Miranda Wiens said judges have a lot to look for in the driving event.
“You’re judged on how nice you are harnessed, how you sit in the cart, how you hold yourself and how it’s rigged,” she said.
Ganser said a win in the light horse walk-trot event moments earlier probably helped boost his confidence going into the driving event with his horse, Chip.
“I wouldn’t let the horse take off, used my voice and had a steady rein,” he said.
Ganser called miniatures small but mighty.
“They’re built strong. A 200 pound man in a cart can be pulled,” he said.
“They’ll go through 10 foot snow drifts if they have to. If they have their hearts to it, they’ll do it.”

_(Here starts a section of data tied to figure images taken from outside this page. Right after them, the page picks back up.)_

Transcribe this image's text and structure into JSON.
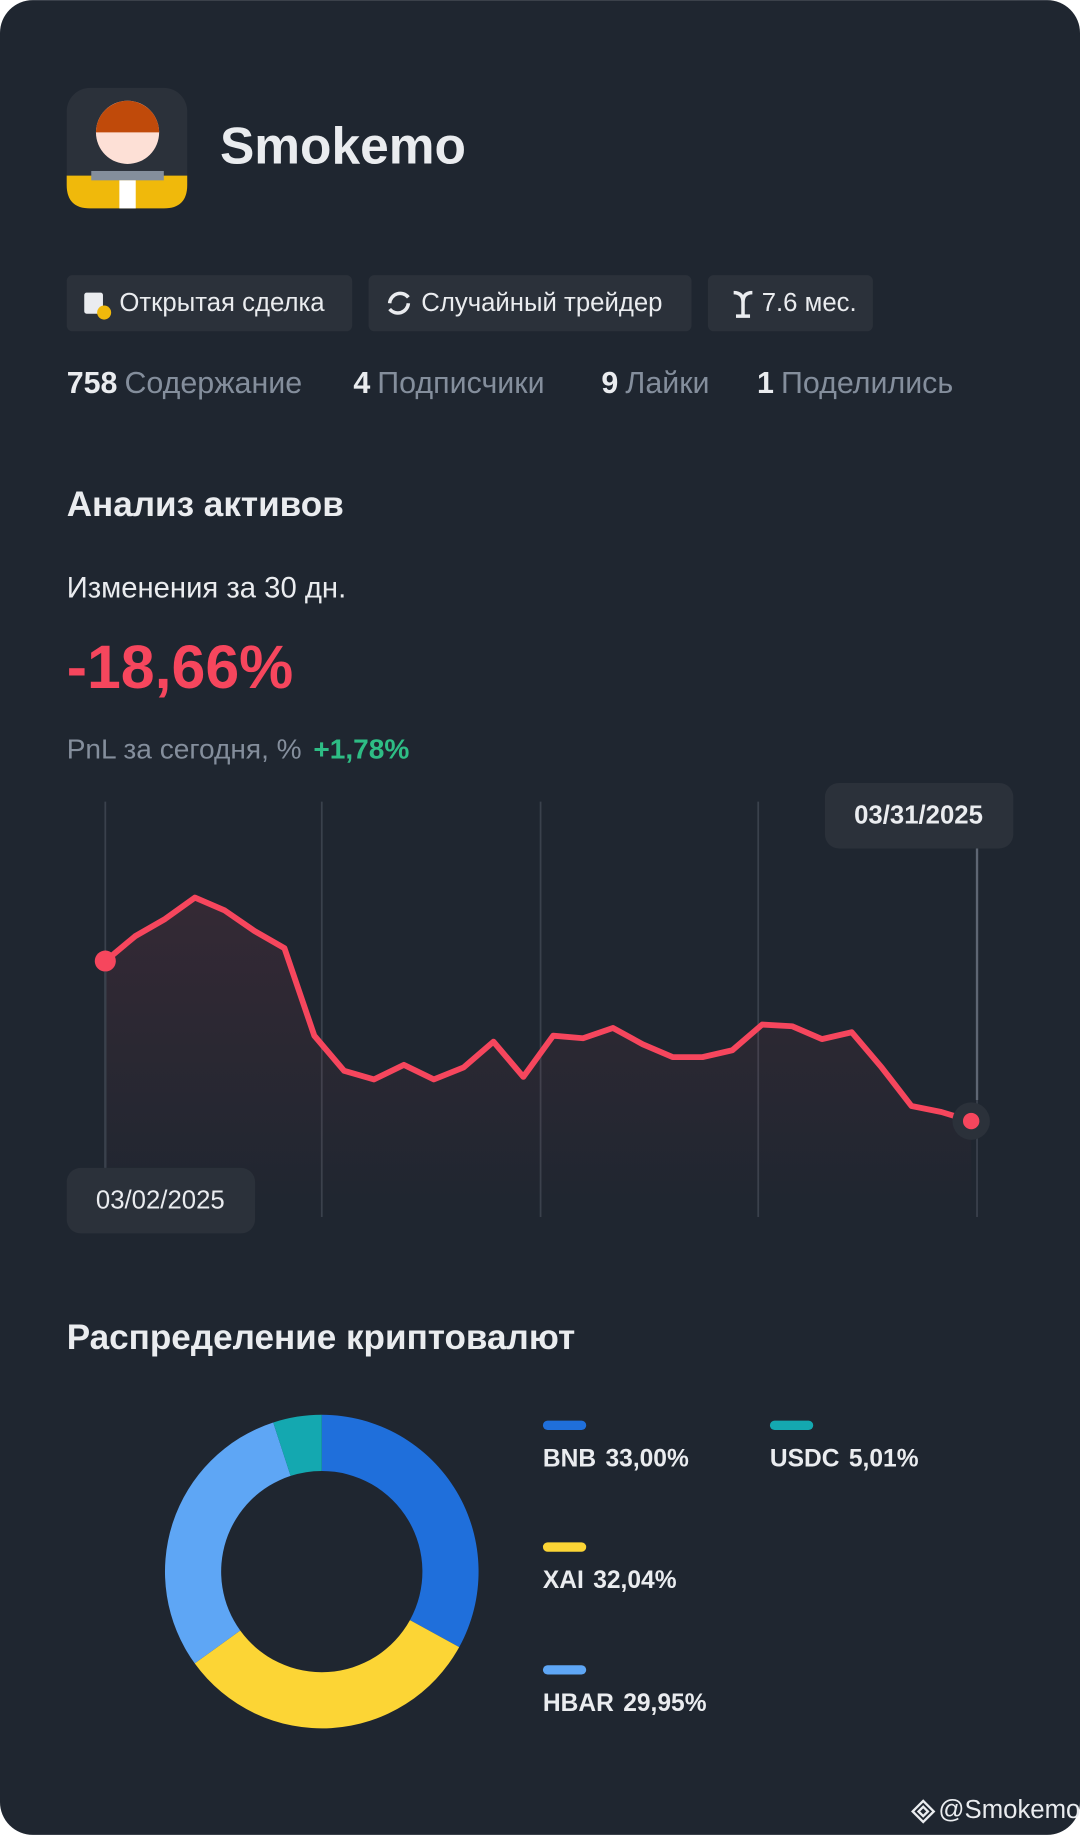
{
  "profile": {
    "name": "Smokemo",
    "badges": [
      "Открытая сделка",
      "Случайный трейдер",
      "7.6 мес."
    ],
    "stats": [
      {
        "count": "758",
        "label": "Содержание"
      },
      {
        "count": "4",
        "label": "Подписчики"
      },
      {
        "count": "9",
        "label": "Лайки"
      },
      {
        "count": "1",
        "label": "Поделились"
      }
    ]
  },
  "analysis": {
    "title": "Анализ активов",
    "period": "Изменения за 30 дн.",
    "change": "-18,66%",
    "pnl_label": "PnL за сегодня, %",
    "pnl_value": "+1,78%"
  },
  "distribution": {
    "title": "Распределение криптовалют"
  },
  "footer": "@Smokemo",
  "chart_data": [
    {
      "type": "line",
      "color": "#f6465d",
      "categories": [
        "03/02/2025",
        null,
        null,
        null,
        null,
        null,
        null,
        null,
        null,
        null,
        null,
        null,
        null,
        null,
        null,
        null,
        null,
        null,
        null,
        null,
        null,
        null,
        null,
        null,
        null,
        null,
        null,
        null,
        null,
        "03/31/2025"
      ],
      "values": [
        0,
        2.9,
        4.9,
        7.4,
        5.9,
        3.5,
        1.5,
        -8.7,
        -12.8,
        -13.8,
        -12.1,
        -13.8,
        -12.4,
        -9.4,
        -13.5,
        -8.7,
        -9.0,
        -7.8,
        -9.7,
        -11.2,
        -11.2,
        -10.4,
        -7.4,
        -7.6,
        -9.1,
        -8.3,
        -12.4,
        -16.9,
        -17.6,
        -18.66
      ]
    },
    {
      "type": "pie",
      "categories": [
        "BNB",
        "XAI",
        "HBAR",
        "USDC"
      ],
      "values": [
        33.0,
        32.04,
        29.95,
        5.01
      ],
      "value_labels": [
        "33,00%",
        "32,04%",
        "29,95%",
        "5,01%"
      ],
      "colors": [
        "#1f6fdb",
        "#fcd535",
        "#5ea6f5",
        "#14a8b0"
      ]
    }
  ]
}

He said each one also has its own personality.
“My horse has attitude. His older brother is completely calm.”
Members get together each week to learn how to train, groom and control their horses and attend clinics.
Ganser said training includes talking, petting, resting and rewarding.
“Mainly you have to trust the horse and it has to trust you,” he said.
Project leaders Debbie Ganser and Gordon Krupka guide the horse and cart at first while members hold the reins and the horse learns voice commands.
“If your ground work and manners are learned first, it makes it a lot easier later on. You eliminate a lot of problems,” said Krupka.
“They have to respect the handler’s space or they can step on your toes.”
Miniatures are a good fit with younger 4-Hers.
“It’s easier to learn on these little guys. It’s a good entry,” he said.